Everyone doesn’t become a doctor, lawyer or an engineer. Some people build really cool stuff with their hands. And we don’t have enough of them! Andrew Scruggs heard the call of craftsmanship beckoning and went on a search for knowledge.
One day, while working on his car, Andrew Scruggs thought to himself how he loved being able to see the tangible evidence of his hard work. The engine running smoothly. The repairs he made to the carburetor, it was all right in front of him.
Andrew, a graduate of the University of Alabama, had a bachelor’s degree and accompanying masters degree in archeology and anthropology. He was working as a historical analysis at Fort McClellan and although the work was interesting and purposeful, he had this lingering feeling of dissatisfaction with how his career was going. He wrote a lot of reports, did a lot of desk work, but to Andrew it was hard to locate the meaning in the work. It felt empty.

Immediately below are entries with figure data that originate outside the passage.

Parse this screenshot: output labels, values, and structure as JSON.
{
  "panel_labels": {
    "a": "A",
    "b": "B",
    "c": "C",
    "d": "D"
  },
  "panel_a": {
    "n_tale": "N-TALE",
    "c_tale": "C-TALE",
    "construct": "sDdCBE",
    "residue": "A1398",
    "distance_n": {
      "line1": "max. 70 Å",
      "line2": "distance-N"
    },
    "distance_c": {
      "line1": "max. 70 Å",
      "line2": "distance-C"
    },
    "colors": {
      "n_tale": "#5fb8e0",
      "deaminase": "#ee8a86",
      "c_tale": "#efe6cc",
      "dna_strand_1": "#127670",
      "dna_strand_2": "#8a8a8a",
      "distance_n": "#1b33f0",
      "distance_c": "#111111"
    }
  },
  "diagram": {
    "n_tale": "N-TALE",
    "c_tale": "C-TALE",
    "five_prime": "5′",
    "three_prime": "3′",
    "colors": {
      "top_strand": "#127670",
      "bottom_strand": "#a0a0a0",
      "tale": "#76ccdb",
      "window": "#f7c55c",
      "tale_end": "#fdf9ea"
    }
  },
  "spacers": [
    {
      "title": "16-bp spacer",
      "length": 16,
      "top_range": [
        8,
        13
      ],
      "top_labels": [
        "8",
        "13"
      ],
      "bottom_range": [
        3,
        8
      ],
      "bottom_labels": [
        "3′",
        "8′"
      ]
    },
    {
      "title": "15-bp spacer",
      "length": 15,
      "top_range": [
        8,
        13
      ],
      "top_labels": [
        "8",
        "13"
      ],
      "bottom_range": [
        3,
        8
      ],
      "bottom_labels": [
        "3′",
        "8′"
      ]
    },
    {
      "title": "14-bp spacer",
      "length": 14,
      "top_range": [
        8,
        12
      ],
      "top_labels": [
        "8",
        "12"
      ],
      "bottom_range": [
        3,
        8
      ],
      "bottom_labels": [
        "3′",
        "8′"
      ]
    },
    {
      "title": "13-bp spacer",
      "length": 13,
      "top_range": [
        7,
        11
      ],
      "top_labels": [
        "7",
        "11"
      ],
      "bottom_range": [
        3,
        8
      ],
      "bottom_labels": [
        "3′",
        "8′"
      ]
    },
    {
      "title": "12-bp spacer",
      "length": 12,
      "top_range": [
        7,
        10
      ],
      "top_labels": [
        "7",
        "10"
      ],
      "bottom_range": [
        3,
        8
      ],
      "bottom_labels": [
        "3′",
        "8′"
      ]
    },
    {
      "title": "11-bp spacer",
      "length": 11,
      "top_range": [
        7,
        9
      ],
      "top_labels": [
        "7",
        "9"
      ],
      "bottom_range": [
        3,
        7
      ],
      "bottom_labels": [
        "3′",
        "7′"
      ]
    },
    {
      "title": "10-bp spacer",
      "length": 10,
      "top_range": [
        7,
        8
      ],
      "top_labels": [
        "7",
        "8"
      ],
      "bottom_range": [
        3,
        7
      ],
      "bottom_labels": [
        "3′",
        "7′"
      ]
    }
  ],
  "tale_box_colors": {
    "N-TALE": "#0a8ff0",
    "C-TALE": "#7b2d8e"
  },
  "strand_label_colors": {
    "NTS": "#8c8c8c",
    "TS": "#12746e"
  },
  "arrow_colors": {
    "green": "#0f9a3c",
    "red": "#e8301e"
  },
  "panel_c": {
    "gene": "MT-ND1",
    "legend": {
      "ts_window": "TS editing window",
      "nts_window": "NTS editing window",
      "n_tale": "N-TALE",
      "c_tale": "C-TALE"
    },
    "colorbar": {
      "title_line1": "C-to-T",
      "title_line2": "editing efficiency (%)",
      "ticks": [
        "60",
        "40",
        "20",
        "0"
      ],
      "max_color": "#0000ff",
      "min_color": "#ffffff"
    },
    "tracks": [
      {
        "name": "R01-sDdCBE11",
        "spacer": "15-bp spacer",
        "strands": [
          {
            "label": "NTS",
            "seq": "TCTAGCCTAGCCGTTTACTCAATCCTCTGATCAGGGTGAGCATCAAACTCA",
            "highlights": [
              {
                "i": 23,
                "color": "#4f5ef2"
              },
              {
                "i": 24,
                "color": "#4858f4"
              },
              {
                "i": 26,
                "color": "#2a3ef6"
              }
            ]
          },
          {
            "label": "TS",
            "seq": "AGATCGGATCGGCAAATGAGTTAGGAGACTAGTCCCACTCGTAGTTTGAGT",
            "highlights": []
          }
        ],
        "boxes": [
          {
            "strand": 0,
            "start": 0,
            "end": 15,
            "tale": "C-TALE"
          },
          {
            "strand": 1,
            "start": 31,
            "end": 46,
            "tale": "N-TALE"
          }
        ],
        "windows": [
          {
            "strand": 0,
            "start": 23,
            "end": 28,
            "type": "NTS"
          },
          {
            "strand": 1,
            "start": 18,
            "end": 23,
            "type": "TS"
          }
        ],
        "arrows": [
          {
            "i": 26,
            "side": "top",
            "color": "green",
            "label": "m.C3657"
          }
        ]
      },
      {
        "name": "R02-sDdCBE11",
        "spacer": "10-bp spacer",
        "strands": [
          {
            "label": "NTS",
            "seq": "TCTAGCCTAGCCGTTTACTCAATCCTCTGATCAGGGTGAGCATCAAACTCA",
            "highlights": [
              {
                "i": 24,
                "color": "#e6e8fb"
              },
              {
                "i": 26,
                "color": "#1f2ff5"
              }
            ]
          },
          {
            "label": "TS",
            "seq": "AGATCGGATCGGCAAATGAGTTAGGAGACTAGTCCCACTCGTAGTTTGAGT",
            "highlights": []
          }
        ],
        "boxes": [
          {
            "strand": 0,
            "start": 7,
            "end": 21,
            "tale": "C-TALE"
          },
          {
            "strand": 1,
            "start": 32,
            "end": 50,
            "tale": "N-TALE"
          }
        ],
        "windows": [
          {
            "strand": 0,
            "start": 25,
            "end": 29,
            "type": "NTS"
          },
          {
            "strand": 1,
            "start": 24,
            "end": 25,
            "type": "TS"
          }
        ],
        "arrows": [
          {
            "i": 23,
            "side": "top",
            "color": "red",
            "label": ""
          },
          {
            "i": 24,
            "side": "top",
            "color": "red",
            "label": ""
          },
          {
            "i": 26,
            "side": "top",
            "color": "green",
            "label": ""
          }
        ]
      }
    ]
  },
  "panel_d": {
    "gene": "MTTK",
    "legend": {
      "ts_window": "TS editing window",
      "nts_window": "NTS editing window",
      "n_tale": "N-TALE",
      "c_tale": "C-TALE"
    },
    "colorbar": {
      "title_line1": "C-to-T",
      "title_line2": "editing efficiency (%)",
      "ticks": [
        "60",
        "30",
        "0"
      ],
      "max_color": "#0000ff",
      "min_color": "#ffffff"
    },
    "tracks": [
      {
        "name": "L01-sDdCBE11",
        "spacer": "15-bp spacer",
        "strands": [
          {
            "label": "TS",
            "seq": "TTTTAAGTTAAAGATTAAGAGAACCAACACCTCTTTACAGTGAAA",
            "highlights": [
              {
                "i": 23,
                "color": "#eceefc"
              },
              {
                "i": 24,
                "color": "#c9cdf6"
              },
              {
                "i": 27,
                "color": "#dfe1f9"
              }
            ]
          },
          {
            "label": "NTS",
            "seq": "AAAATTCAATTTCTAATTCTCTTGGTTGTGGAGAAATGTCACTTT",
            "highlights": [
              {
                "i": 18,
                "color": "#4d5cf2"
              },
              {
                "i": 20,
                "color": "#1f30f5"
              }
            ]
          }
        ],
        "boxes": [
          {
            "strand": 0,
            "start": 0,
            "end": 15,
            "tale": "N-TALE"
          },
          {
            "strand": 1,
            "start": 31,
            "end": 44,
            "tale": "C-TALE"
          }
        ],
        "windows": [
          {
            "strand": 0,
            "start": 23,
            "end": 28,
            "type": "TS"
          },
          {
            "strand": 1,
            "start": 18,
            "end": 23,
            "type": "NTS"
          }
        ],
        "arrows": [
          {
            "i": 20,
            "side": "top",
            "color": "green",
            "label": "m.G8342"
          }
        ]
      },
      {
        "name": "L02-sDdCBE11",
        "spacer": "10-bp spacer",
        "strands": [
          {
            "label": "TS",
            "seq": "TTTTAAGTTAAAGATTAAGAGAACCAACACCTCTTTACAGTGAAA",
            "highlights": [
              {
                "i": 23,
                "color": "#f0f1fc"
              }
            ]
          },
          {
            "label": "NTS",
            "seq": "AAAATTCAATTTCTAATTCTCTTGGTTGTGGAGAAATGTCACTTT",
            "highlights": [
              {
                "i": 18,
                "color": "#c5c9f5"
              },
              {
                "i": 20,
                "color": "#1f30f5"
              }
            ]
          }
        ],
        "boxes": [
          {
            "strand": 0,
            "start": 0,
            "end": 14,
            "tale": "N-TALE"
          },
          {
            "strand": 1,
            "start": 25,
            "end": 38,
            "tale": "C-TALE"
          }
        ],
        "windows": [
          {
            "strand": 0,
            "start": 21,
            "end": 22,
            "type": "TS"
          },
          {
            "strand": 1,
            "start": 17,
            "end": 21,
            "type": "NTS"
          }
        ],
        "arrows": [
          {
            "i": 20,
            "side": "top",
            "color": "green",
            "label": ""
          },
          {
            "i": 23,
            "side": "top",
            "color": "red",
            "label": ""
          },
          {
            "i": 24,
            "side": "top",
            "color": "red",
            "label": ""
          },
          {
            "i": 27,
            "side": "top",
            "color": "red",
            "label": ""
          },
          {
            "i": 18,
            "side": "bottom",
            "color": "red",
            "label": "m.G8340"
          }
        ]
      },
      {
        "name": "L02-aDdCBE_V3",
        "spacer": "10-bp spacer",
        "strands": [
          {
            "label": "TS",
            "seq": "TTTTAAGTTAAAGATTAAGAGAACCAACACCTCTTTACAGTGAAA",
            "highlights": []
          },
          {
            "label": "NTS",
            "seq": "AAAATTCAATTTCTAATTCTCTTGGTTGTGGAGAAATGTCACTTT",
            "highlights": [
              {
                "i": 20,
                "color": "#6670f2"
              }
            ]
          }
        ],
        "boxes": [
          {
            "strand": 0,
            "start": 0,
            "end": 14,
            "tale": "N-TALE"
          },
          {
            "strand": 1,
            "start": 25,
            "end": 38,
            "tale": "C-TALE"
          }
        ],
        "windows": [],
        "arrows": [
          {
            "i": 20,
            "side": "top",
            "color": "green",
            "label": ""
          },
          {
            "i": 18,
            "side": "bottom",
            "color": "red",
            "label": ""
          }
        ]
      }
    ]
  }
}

After working on the car that day, he realized that he felt most useful and fulfilled working with his hands. Building, constructing, doing something that provided tangible evidence of his hard work.
He decided to take matters into his own hands, LITERALLY. On a whim he scoured the internet for local places in Alabama to learn carpentry, and found the Woodworkers Guild in Alabama. It was career path that has led him to where he is today: working at ExpoDisplays as a carpenter. Before joining the guild Andrew had no idea how to build much of anything, or the tools it took to start. Going from archeology to carpentry is quite a jump.
He joined the woodworkers guild in Maylene, Alabama where he learned not only how to use all the tools necessary, but also how things were built. He said that the guild has lists and lists of mentors, teachers of all things carpentry, ranging from basic tool and equipment training to building handmade guitars, and even a mentor who’s sp
ecialty is 19th century woodworking tools. Practically everything you could ever think of, there is someone at the woodworkers guild that is versed in it. You decide on the project you want to construct, find a mentor that specializes in that field and get down to building. It’s a very hands on approach to learning, which is exactly what Andrew had been hoping for. A satisfaction that had so long escaped Andrew saturated him as he began his journey in carpentry.
Now a carpenter at ExpoDisplays, he said that he feels completely comfortable with the expectations, knows his limits, and thrives on the challenge of the work. “I’ve enjoyed being able to see the project from the beginning of production to the end phase of staging.” His favorite project to work on so far? “ The display case for Auburn University.” He states “It’s one thing to see all the pieces being built in the shop, but anticipating the challenges that come when the project is being staged is exciting.”
Leaving the life he knew for something else was frightening and disorienting, but on the other side of those fears and confusions he found fresh challenges and satisfaction in learning to use his hands to build.